Ян-Эрик залпом опустошил бокал и налил себе еще виски.
— Да, ей нелегко. Ей ведь в этом году восемьдесят. Будем надеяться, что в следующий раз мы сможем пойти втроем.
Луиза снова посмотрела в окно. И пожалела, что находится в этой комнате, а не где-нибудь далеко, хотя бы по другую сторону улицы.
— Да, это будет прекрасно. Уникальное событие, аншлаг Рагнерфельдтов, к Элен наконец придут зрители!
Она ненавидела каждый звук, вырывавшийся изо рта. Ненавидела себя за то, что разучилась выражаться иначе. Ненавидела за то, что ее раздражение прорывалось в мелочах. Он не туда поставил туфли в прихожей, неправильно загрузил посудомоечную машину, не так положил подушки на диване. Но больше всего она ненавидела его за то, что он не поддавался на провокации. Словно непобедимый герой компьютерной игры, он выходил невредимым из любой смертельной схватки и всегда был готов к новому сражению. Его снисходительная невозмутимость сводила ее с ума. Даже на ссору с ней он не шел — как будто Луиза не стоила и ссоры. Он поставил бокал на стеклянную столешницу:
— Я пойду спать. Завтра мне надо к маме. Умерла Герда Персон.
— Вот как? А кто такая Герда Персон?
Он бросил на нее быстрый удивленный взгляд:
— Наша старая экономка.
Герда Персон. Это имя она слышит впервые.

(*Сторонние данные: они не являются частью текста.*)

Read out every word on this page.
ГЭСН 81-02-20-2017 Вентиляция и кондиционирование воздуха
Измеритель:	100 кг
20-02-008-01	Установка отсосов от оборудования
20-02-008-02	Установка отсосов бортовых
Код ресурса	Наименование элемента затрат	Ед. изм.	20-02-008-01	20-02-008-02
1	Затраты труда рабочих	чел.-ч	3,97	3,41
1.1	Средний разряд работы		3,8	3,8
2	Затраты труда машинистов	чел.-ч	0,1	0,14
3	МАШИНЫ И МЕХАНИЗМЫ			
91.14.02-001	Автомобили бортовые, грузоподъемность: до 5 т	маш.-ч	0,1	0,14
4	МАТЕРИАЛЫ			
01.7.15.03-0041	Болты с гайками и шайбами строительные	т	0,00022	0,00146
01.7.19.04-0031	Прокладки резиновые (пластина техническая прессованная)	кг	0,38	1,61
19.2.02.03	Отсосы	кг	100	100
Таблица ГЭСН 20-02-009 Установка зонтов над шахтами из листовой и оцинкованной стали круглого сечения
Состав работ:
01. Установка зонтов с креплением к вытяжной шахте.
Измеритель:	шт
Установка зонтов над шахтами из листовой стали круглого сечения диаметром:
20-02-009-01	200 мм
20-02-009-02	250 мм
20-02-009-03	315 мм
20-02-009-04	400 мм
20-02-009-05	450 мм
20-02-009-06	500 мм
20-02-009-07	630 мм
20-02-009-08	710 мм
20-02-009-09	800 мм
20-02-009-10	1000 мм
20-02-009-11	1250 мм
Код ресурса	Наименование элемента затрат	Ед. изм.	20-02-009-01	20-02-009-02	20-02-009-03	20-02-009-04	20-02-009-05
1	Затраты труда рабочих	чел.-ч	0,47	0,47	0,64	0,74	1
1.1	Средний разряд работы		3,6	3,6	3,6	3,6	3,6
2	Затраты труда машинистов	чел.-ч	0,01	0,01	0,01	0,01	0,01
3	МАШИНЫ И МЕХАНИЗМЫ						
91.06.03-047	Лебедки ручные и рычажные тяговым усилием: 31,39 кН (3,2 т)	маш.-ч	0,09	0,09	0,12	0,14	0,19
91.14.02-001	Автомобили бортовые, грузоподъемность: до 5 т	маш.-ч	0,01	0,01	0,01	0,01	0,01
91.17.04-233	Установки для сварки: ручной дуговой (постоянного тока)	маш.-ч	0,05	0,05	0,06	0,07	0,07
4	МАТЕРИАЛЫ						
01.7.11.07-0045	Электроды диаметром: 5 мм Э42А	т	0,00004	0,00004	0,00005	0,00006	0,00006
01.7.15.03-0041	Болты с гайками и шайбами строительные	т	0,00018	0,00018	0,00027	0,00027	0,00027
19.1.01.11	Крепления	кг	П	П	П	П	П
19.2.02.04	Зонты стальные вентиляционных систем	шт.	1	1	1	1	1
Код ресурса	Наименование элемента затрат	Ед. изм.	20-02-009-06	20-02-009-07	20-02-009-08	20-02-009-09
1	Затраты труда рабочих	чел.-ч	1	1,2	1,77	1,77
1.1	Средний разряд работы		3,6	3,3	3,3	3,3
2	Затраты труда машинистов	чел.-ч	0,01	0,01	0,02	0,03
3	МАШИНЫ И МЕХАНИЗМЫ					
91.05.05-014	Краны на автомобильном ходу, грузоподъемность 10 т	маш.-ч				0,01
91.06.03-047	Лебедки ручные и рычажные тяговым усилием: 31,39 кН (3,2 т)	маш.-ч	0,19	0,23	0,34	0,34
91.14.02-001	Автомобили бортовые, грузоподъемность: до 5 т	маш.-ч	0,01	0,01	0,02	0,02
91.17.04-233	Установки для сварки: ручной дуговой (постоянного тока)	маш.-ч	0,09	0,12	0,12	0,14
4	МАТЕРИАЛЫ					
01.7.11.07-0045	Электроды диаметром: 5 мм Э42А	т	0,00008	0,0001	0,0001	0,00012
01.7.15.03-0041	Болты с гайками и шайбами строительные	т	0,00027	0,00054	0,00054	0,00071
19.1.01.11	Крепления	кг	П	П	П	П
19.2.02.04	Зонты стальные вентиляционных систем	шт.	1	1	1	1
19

— Позвонили из муниципалитета по поводу похорон. Думаю, ближе нас у нее людей нет. Точнее, не было. Она прожила с нами все мое детство, года до семьдесят девятого-восьмидесятого, так что, я думаю, мы должны помочь с похоронами. Мама знала ее лучше, поэтому я поговорю с ней.
Ян-Эрик вышел, и Луиза услышала, как открывается и тщательно запирается дверь в ванной. Он словно боялся, что она ворвется и начнет к нему приставать.